First Order QED Corrections to Hawking Radiation from Asteroid Mass Primoridal Black Holes

Asteroid mass primordial black holes (mass 10¹⁶ - 10²¹ grams) are viable candidates to describe the total dark matter content of the universe. Becase primordial black holes (PBHs) in this mass range have a Hawking temperature is greater than 100 keV, charged particle pairs can easily be created for nontrivial hawking radiation signatures as a dark matter signature. Since these processes are on the Quantum Electrodymanic (QED) energy scales, it is necessary to rigorously investigate the Hawking radiation spectra not just at zeroth order, but also at first order where electrons and positrons could also interact with emitted photons. Previously, our group has created an analytic expression for the first order Hawking radiation spectra from dissipative effects for a Schwarzschild PBH. This talk will discuss the numerical implementation of that result for a range of PBH masses.
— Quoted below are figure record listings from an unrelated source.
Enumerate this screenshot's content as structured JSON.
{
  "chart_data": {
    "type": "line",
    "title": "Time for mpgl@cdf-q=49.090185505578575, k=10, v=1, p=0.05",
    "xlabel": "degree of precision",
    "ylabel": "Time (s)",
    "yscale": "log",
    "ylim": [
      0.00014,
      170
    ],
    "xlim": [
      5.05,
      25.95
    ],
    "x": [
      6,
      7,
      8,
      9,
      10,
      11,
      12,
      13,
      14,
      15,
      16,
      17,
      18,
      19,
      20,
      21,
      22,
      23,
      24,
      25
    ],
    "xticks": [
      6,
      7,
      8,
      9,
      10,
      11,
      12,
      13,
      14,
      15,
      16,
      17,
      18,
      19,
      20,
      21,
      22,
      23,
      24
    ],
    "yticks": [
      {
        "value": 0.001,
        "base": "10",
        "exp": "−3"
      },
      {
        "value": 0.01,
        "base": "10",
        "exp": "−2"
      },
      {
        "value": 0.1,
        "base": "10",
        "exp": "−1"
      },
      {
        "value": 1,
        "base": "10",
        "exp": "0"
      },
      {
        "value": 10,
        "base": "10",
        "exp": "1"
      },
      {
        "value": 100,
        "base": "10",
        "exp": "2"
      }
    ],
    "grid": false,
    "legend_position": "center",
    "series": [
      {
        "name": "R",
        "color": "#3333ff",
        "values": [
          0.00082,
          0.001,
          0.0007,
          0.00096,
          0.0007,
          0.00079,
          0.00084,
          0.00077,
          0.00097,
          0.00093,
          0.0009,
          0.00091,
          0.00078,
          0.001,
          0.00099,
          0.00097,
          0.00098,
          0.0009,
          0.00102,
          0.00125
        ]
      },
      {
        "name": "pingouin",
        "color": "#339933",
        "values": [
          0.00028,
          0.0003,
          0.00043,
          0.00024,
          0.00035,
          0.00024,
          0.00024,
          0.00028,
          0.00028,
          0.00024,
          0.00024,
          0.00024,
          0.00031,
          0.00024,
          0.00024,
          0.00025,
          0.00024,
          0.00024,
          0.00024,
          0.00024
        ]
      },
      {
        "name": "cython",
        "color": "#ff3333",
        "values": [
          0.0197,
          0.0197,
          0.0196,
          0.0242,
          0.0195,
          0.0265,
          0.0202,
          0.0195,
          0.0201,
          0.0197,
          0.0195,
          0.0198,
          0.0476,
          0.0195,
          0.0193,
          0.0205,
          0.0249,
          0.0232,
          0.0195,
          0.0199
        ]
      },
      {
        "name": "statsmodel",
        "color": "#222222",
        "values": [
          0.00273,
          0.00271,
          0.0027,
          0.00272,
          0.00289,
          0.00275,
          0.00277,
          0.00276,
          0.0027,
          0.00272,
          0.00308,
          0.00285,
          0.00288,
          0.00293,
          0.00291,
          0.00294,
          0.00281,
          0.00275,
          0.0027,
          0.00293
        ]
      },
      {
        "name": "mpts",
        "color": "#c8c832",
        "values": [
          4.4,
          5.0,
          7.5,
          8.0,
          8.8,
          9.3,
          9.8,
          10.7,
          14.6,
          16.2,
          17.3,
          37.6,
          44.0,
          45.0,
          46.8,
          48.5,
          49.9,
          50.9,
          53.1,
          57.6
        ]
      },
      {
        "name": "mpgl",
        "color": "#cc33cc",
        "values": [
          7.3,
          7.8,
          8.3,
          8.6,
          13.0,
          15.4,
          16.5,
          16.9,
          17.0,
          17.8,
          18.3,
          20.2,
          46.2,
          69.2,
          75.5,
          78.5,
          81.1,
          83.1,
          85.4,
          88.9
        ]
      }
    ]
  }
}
Our calculation confirms the expectation that at low energies, the inner bremsstrahlung radiation is the dominant contribution to the Hawking radiation spectrum. We compare the low-energy tail in our curved spacetime QED calculation to several approximation schemes in the literature, and find deviations that could have important implications for constraints from Hawking radiation on primordial black holes as dark matter. This work is critical in understanding upcoming keV-MeV surveys that will be able to directly search for asteroid mass PBHs, and is part of the first steps towards a complete treatment of QED interactions on black hole spacetimes.